The Whole Stupid Way We Are

This is the kind of book that gets me right between the ribs like a blade, but softer, like I’ve been running and my own body cuts itself as my breath heaves. Trying to talk about this book is a blinding overshare in the offing, my desire to remember myself as I was in a series of cutting anecdotes and sloppy regret almost overwhelming. I’m not going to do that this time, but that is just an accident that never happened, but could, and did, and will. 

The Whole Stupid Way We Areby N. Griffin is written in the present tense about two teenagers, Skint and Dinah, in a series of building days, in a place that feels like my snowy Midwest, an adolescence parceled out in hats unworn and coats outgrown. Lots of people hate the present tense, which is fine, you’re welcome, but here it is the breathless presence of adolescence, that moves along presently until that final blinding tense shift at the end. The one that put the blade at my ribs solidly into my heart.

I honestly don’t know that this book will track with young people, which is the usual shame of youth being wasted on the young, or them being cursed with it. I’m not even trashing young people here; I didn’t know like Dinah how all of my present tense flailing was going to turn out. Skint and Dinah are fierce friends, on the edge of something more serious than simple sexual attraction, running bullshit and antics. Dinah, she can almost see the shape of Skint’s damage, his coatless pain and anger and violence, but she’s too happy and grief-stricken and herself to see him in a resolution that makes sense. 

It’s all a long breathless anecdote: I had this one friend.
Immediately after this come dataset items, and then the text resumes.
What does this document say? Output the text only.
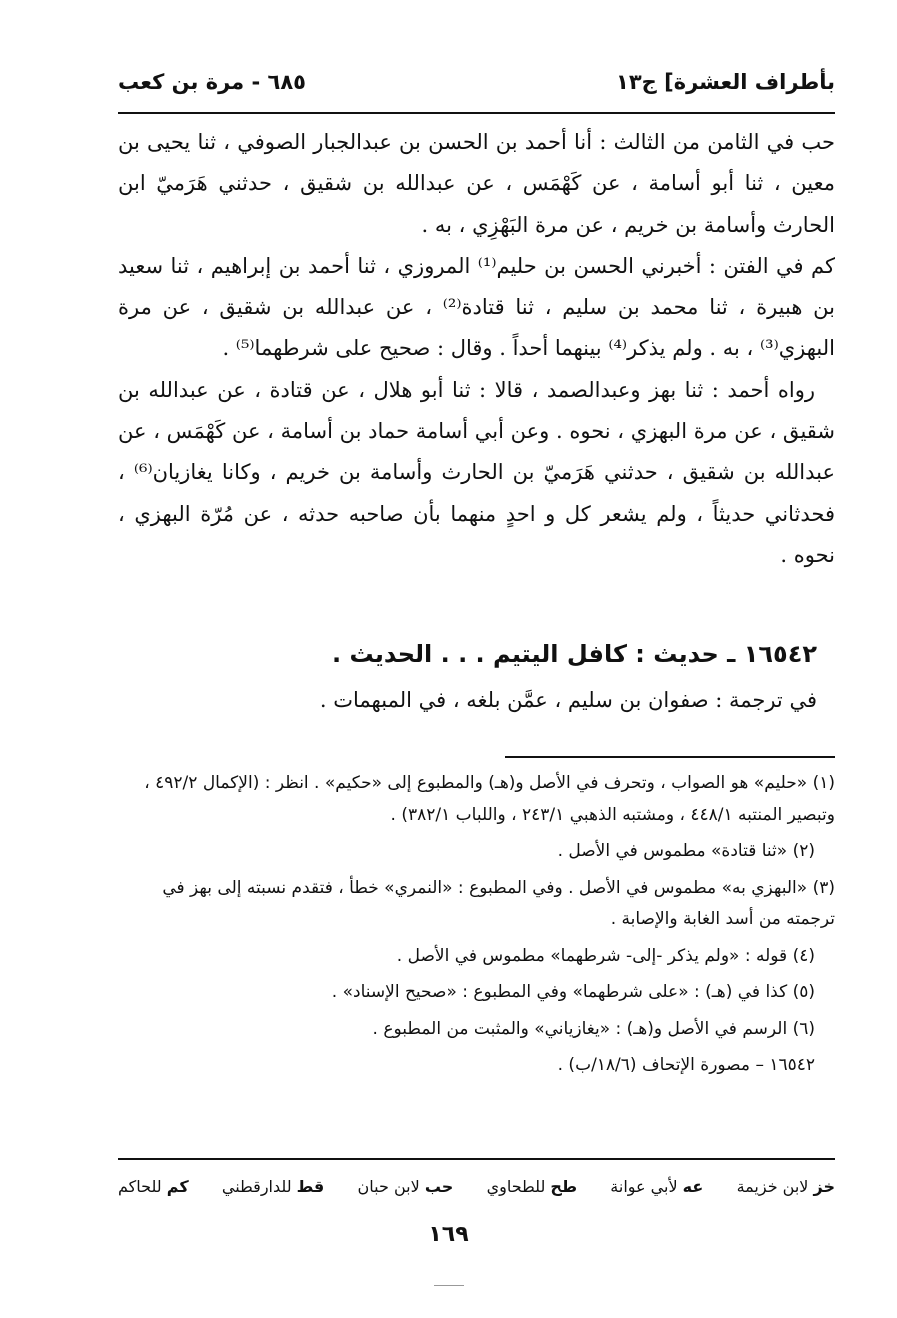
بأطراف العشرة] ج١٣
٦٨٥ - مرة بن كعب

حب في الثامن من الثالث : أنا أحمد بن الحسن بن عبدالجبار الصوفي ، ثنا يحيى بن معين ، ثنا أبو أسامة ، عن كَهْمَس ، عن عبدالله بن شقيق ، حدثني هَرَميّ ابن الحارث وأسامة بن خريم ، عن مرة البَهْزِي ، به .

كم في الفتن : أخبرني الحسن بن حليم⁽¹⁾ المروزي ، ثنا أحمد بن إبراهيم ، ثنا سعيد بن هبيرة ، ثنا محمد بن سليم ، ثنا قتادة⁽²⁾ ، عن عبدالله بن شقيق ، عن مرة البهزي⁽³⁾ ، به . ولم يذكر⁽⁴⁾ بينهما أحداً . وقال : صحيح على شرطهما⁽⁵⁾ .

رواه أحمد : ثنا بهز وعبدالصمد ، قالا : ثنا أبو هلال ، عن قتادة ، عن عبدالله بن شقيق ، عن مرة البهزي ، نحوه . وعن أبي أسامة حماد بن أسامة ، عن كَهْمَس ، عن عبدالله بن شقيق ، حدثني هَرَميّ بن الحارث وأسامة بن خريم ، وكانا يغازيان⁽⁶⁾ ، فحدثاني حديثاً ، ولم يشعر كل و احدٍ منهما بأن صاحبه حدثه ، عن مُرّة البهزي ، نحوه .

١٦٥٤٢ ـ حديث : كافل اليتيم . . . الحديث .
في ترجمة : صفوان بن سليم ، عمَّن بلغه ، في المبهمات .

(١) «حليم» هو الصواب ، وتحرف في الأصل و(هـ) والمطبوع إلى «حكيم» . انظر : (الإكمال ٤٩٢/٢ ، وتبصير المنتبه ٤٤٨/١ ، ومشتبه الذهبي ٢٤٣/١ ، واللباب ٣٨٢/١) .

(٢) «ثنا قتادة» مطموس في الأصل .

(٣) «البهزي به» مطموس في الأصل . وفي المطبوع : «النمري» خطأ ، فتقدم نسبته إلى بهز في ترجمته من أسد الغابة والإصابة .

(٤) قوله : «ولم يذكر -إلى- شرطهما» مطموس في الأصل .

(٥) كذا في (هـ) : «على شرطهما» وفي المطبوع : «صحيح الإسناد» .

(٦) الرسم في الأصل و(هـ) : «يغازياني» والمثبت من المطبوع .

١٦٥٤٢ – مصورة الإتحاف (١٨/٦/ب) .

خز لابن خزيمة
عه لأبي عوانة
طح للطحاوي
حب لابن حبان
قط للدارقطني
كم للحاكم
١٦٩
One time, I got a call from my grandmother that Grandpa was dead. I brought videotapes to my sister when she was sick this one time. A million stories that I’m not going to tell. One time, Dinah and Skint saw a dancing donkey, and waved to two old people on a porch. One time there was a box of food in the food shelf, and freezer full of fish. Once, Skint thought so hard about Dinah that he almost put her through a wall. Memory is violence that never happened, or could have, or did. Once, I grieved for myself and everything I did wrong trying to do right. Memory is holy because it is profane, because it is mistakes unmade and in the making. 

I don’t know. This book is beautiful, stark, voice-driven young adult literature of the highest order. I love it. I love it like grief and my present-tense adolescence that cuts a stitch in my side if I think about it too much. It’s the brutal, gentle ‘I am’ that puts me right through the wall.


(I received an ARC from a bookseller, but no expectations were put on my review.)